Will Humans Survive Our Assault on the Earth?
Patricia Wright, Distinguished Professor, Department of Anthropology, SUNY Stony Brook and founder of environmental organization Centre Val Bio
Anthropologists are well aware that there are wars in the Middle East and Sub-Saharan Africa, areas where humans have existed the longest. But rarely do we suggest that the roots of these conflicts are competition for natural resources, i.e., fighting for access to farming and grazing land and access to water. Madagascar has been populated by humans for only a few thousand years, yet a shocking portion of its natural resources has been destroyed. Today it is the 6th poorest country on Earth. This grinding human poverty, where 70% of the population is malnourished, is partially caused by destruction of natural resources by fires since human arrival. I will discuss the current political and economic situation in Madagascar and offer two possible predictions for Madagascar of the future. These predictions could apply globally.

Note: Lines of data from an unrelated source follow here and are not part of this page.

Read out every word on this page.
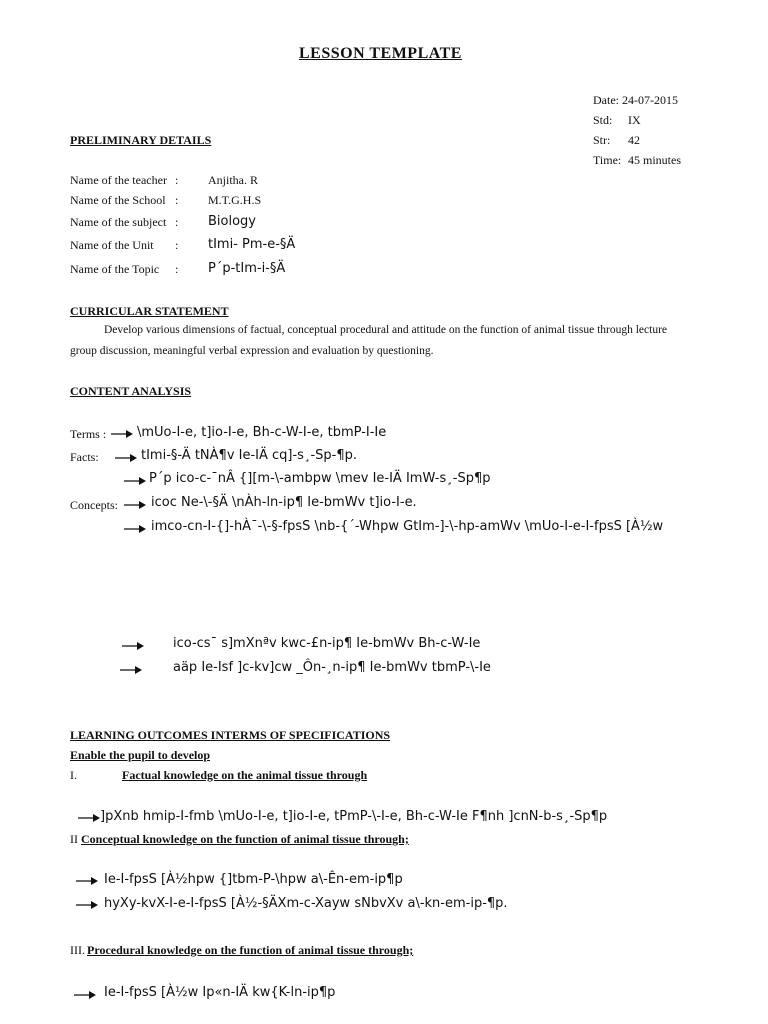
LESSON TEMPLATE
Date: 24-07-2015
Std: IX
Str: 42
Time: 45 minutes
PRELIMINARY DETAILS
Name of the teacher : Anjitha. R
Name of the School : M.T.G.H.S
Name of the subject : Biology
Name of the Unit : tImi- Pm-e-§Ä
Name of the Topic : P´p-tIm-i-§Ä
CURRICULAR STATEMENT
Develop various dimensions of factual, conceptual procedural and attitude on the function of animal tissue through lecture
group discussion, meaningful verbal expression and evaluation by questioning.
CONTENT ANALYSIS
Terms : \mUo-I-e, t]io-I-e, Bh-c-W-I-e, tbmP-I-Ie
Facts:	tImi-§-Ä tNÀ¶v Ie-IÄ cq]-s¸-Sp-¶p.
P´p ico-c-¯nÂ {][m-\-ambpw \mev Ie-IÄ ImW-s¸-Sp¶p
Concepts:	icoc Ne-\-§Ä \nÀh-ln-ip¶ Ie-bmWv t]io-I-e.
imco-cn-I-{]-hÀ¯-\-§-fpsS \nb-{´-Whpw GtIm-]-\-hp-amWv \mUo-I-e-I-fpsS [À½w
ico-cs¯ s]mXnªv kwc-£n-ip¶ Ie-bmWv Bh-c-W-Ie
aäp Ie-Isf ]c-kv]cw _Ôn-¸n-ip¶ Ie-bmWv tbmP-\-Ie
LEARNING OUTCOMES INTERMS OF SPECIFICATIONS
Enable the pupil to develop
I.	Factual knowledge on the animal tissue through
]pXnb hmip-I-fmb \mUo-I-e, t]io-I-e, tPmP-\-I-e, Bh-c-W-Ie F¶nh ]cnN-b-s¸-Sp¶p
II Conceptual knowledge on the function of animal tissue through;
Ie-I-fpsS [À½hpw {]tbm-P-\hpw a\-Ên-em-ip¶p
hyXy-kvX-I-e-I-fpsS [À½-§ÄXm-c-Xayw sNbvXv a\-kn-em-ip-¶p.
III. Procedural knowledge on the function of animal tissue through;
Ie-I-fpsS [À½w Ip«n-IÄ kw{K-ln-ip¶p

Patricia Wright is a primatologist, anthropologist, and conservationist. Wright is best known for her extensive study of social and family interactions of wild lemurs in Madagascar. She established the Institute for the Conservation of Tropical Environments at Stony Brook University. She worked extensively on conservation and contributed to the establishment of the Ranomafana National Park in Madagascar. She was the first woman to receive the Indianapolis Prize for Animal Conservation in 2014, as well as receiving three medals of honor from the Malagasy Government (Knight, Officer, Commander) for her work in Madagascar. Professor Wright has honorary degrees from the University of Antananarivo and the University of Fianarantsoa. Her recent books include, For the Love of Lemurs: My Life in the Wilds of Madagascar (2014) and High Moon Over the Amazon: My Quest to Understand the Monkeys of the Night (2013). Her research has been highlighted in the National Geographic Magazine, by the BBC Natural History Unit, the National History Magazine and in several films and TV series, including an IMAX film, Island of Lemurs: Madagascar. She has won numerous award and fellowships including being made a John D. and Catherine T. MacArthur Fellow in 1989.